Strategy for a Safer Ontario: public discussion paper
A discussion paper outlining the seven key areas the government will publically consult on as it develops the Strategy for a Safer Ontario; the province’s new community-based policing strategy.
Message from Minister Yasir Naqvi
Ontario recently announced that it would hold public consultations to help develop the Strategy for a Safer Ontario, the province’s new blueprint for effective, sustainable and community-based policing.
The foundation of this new strategy must be safer, stronger communities because we know that when communities plan together and work together they achieve better results for their residents.
Ontario is starting from a strong foundation, as it already is one of the safest jurisdictions in North America.
We also know, however, that the issues faced by police officers and the communities they serve are more complex than ever anticipated when the current Police Services Act and policing framework were developed in 1990.
The world has changed fundamentally in the past 25 years and so has policing. More crime is now happening online, like fraud and child exploitation; technology is playing a greater role in both society and policing; and police are increasingly being called on to assist with issues that range from mental health and addiction to homelessness, marginalization and stigma.
A police officer should not, at the same time, need to be a social worker, mental health worker or youth counsellor – but these are the roles we often call on them to fill.
It is time for a new approach and a new strategy for community safety and well-being in the 21st century so we can create even stronger communities and give police the tools to build an even safer Ontario.
The Strategy for a Safer Ontario will lay out this new approach. It will be guided by the belief that the police and the residents they serve are part of the same community, and that empowering these communities and giving them the tools to proactively address issues will help create more opportunities and improve outcomes for local residents.
It will reflect the diversity and needs of our urban centres, rural areas, and First Nations communities, and will recognize that we need everyone involved to make sure we are providing the right response, at the right time, by the right personnel. And it is a strategy that knows communities are safest when there is a true partnership between them. This is a partnership that is only possible when policing is carried out in a respectful way in accordance with the Ontario Human Rights Code and the Canadian Charter of Rights and Freedoms.
These principles must be at the very heart of the new model for community safety and well-being and must be reflected in the lived experiences of individuals in every interaction with police. Promoting public confidence, enhancing trust, and creating relationships built on respect is a key focus that will be woven through all the elements of the strategy.
I hope that you will share your views and provide feedback on the strategy’s key pillars: community safety and well-being, core policing duties, training, governance, accountability and oversight, use of technology and First Nations policing. In those consultations, we are looking for ideas that foster collaboration and cooperation and empower local communities – because we know that when communities plan together and work together, they get better results.

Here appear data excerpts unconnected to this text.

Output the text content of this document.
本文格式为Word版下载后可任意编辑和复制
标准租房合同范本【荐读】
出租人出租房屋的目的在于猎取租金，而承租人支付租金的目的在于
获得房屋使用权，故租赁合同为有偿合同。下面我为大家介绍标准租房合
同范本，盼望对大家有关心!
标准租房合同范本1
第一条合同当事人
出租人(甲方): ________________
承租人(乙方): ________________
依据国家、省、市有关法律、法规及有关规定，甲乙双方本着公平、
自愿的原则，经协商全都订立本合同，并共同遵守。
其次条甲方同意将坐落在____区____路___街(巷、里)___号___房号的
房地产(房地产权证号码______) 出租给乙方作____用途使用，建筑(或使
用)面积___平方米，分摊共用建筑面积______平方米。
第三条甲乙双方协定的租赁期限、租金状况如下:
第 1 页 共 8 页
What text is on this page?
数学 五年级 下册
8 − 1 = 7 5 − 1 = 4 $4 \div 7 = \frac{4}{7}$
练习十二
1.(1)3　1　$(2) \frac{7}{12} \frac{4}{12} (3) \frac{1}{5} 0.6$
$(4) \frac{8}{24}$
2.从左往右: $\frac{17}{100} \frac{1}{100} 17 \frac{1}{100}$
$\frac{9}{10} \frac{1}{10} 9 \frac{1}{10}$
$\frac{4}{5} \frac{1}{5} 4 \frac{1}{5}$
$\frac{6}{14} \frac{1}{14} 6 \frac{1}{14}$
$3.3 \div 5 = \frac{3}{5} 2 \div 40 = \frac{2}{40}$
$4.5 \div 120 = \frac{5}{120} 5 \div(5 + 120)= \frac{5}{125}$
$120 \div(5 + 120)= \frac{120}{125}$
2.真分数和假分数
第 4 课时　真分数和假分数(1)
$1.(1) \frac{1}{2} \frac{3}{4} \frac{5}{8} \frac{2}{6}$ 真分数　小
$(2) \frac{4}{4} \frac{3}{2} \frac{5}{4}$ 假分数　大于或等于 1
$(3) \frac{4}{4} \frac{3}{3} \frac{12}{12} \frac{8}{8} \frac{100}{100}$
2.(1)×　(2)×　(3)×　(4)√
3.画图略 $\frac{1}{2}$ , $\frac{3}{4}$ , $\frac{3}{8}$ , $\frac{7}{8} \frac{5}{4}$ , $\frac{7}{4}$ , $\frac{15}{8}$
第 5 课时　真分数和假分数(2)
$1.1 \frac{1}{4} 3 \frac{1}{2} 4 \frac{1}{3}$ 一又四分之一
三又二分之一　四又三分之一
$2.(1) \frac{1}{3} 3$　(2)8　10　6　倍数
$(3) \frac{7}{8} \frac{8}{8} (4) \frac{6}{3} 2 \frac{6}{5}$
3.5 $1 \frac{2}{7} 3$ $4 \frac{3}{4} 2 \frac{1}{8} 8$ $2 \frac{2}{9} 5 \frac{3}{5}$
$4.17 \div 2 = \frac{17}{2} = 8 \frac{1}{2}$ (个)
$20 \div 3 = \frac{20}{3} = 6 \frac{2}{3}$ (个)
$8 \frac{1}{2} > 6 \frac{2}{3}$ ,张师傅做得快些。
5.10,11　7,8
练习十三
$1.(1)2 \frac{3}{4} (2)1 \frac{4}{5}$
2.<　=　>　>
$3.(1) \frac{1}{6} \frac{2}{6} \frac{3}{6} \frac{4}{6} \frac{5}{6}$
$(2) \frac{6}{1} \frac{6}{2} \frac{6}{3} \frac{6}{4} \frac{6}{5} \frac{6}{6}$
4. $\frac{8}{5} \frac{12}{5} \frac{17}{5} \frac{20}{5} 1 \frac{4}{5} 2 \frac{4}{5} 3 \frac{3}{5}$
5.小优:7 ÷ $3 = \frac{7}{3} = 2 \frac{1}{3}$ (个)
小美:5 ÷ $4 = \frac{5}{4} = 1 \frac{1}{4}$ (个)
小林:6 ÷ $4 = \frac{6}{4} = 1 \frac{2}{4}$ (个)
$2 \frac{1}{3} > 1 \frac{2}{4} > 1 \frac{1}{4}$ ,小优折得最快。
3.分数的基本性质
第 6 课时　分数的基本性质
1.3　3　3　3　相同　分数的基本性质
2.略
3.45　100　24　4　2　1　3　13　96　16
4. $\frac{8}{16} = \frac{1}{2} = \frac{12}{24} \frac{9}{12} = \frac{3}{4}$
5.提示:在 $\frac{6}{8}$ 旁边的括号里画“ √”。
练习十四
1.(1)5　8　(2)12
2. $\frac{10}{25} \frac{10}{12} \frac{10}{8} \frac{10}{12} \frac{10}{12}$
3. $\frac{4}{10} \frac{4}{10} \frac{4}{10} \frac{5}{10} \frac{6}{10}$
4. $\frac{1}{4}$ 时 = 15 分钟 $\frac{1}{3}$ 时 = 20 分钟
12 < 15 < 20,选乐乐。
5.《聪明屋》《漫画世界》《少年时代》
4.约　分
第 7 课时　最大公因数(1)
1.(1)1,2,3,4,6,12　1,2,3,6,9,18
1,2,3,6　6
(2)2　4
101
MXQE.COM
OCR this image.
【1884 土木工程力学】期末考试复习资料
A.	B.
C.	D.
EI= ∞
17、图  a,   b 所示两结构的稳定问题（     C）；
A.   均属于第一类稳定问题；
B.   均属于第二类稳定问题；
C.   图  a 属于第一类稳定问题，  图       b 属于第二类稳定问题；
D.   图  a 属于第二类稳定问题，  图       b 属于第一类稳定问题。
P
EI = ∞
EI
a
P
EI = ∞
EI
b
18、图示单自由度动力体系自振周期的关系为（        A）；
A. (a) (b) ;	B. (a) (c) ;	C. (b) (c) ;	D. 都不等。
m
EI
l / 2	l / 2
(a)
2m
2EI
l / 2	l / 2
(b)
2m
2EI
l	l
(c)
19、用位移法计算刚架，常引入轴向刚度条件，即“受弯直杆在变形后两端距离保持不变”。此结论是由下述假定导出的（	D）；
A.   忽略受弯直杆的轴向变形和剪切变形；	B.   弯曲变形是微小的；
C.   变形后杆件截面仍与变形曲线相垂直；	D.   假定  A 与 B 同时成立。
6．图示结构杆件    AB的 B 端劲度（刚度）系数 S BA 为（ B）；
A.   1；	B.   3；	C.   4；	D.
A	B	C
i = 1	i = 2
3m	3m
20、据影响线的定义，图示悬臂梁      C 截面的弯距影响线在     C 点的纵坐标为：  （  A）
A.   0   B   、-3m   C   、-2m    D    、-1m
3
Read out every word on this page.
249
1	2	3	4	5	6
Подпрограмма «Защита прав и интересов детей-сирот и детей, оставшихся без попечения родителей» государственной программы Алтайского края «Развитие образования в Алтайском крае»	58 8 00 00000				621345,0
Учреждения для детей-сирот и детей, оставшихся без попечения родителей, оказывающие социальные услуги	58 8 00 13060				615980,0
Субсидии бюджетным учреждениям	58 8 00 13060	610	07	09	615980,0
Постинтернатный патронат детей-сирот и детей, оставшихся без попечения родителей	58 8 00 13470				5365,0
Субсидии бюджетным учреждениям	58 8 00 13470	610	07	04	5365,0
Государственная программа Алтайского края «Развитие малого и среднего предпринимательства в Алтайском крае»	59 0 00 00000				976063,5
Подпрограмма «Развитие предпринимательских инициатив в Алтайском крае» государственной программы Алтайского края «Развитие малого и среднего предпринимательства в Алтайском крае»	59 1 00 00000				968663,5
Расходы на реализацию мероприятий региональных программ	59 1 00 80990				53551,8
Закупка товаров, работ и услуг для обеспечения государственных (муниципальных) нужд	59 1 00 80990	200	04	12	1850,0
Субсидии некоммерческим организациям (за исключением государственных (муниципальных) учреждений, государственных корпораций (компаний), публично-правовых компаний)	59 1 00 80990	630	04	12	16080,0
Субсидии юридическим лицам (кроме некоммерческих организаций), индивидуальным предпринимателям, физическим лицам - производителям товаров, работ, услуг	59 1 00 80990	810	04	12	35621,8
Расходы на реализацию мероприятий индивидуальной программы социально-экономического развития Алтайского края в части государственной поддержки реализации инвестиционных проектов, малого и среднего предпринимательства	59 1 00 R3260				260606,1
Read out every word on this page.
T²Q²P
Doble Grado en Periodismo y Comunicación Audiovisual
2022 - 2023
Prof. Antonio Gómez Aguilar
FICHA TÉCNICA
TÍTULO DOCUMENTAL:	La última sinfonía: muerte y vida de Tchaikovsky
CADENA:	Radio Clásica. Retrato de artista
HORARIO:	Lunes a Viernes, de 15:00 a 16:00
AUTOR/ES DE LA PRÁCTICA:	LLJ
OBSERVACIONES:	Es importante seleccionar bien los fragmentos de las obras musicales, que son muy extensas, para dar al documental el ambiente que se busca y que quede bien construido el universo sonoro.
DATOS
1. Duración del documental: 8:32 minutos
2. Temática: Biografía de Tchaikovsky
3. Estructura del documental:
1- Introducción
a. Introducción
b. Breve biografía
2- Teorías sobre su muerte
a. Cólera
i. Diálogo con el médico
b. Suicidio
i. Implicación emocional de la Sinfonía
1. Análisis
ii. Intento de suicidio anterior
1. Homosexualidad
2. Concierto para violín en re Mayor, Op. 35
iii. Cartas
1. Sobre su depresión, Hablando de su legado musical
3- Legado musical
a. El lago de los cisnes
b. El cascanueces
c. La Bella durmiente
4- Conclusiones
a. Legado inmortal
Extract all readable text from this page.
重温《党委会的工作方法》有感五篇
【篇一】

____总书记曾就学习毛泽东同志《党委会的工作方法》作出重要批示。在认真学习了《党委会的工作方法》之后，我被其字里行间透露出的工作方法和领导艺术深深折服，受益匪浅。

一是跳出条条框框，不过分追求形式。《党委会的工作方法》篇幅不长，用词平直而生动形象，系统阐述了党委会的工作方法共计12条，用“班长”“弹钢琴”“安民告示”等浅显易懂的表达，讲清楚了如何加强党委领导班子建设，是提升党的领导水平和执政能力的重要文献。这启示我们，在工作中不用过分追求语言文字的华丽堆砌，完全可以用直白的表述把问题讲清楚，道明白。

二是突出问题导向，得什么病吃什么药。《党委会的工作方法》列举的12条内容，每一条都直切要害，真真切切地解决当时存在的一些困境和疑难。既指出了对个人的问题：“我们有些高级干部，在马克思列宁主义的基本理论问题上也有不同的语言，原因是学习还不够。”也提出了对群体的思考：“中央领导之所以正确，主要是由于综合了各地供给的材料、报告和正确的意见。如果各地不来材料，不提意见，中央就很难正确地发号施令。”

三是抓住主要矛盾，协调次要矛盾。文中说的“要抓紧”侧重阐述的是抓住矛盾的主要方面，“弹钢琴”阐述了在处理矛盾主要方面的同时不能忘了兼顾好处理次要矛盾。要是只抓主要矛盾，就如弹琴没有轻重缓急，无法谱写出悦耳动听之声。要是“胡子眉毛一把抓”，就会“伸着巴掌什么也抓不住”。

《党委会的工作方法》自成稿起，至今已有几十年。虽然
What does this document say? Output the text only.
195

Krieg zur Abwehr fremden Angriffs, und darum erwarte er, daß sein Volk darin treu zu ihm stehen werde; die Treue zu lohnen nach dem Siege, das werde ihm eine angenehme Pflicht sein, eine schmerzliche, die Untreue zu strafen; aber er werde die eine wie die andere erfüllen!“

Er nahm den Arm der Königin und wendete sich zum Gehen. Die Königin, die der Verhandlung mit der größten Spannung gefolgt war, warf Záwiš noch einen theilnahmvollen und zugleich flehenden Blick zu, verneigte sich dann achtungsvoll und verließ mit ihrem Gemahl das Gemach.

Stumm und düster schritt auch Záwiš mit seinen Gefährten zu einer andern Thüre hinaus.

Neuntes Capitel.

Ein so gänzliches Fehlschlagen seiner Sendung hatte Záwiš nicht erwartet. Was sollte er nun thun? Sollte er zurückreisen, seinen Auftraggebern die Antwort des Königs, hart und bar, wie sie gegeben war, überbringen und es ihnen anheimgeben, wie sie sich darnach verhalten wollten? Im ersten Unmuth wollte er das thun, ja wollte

Our goal is to build a proactive, sustainable and effective model of policing, focused on community safety and well-being, for all police services including the Ontario Provincial Police, municipal services and in First Nations communities. This will help police officers focus on what they do best – responding to emergencies, solving crimes and building even safer communities.
I thank you in advance for your feedback and advice as we develop this Strategy for a Safer Ontario.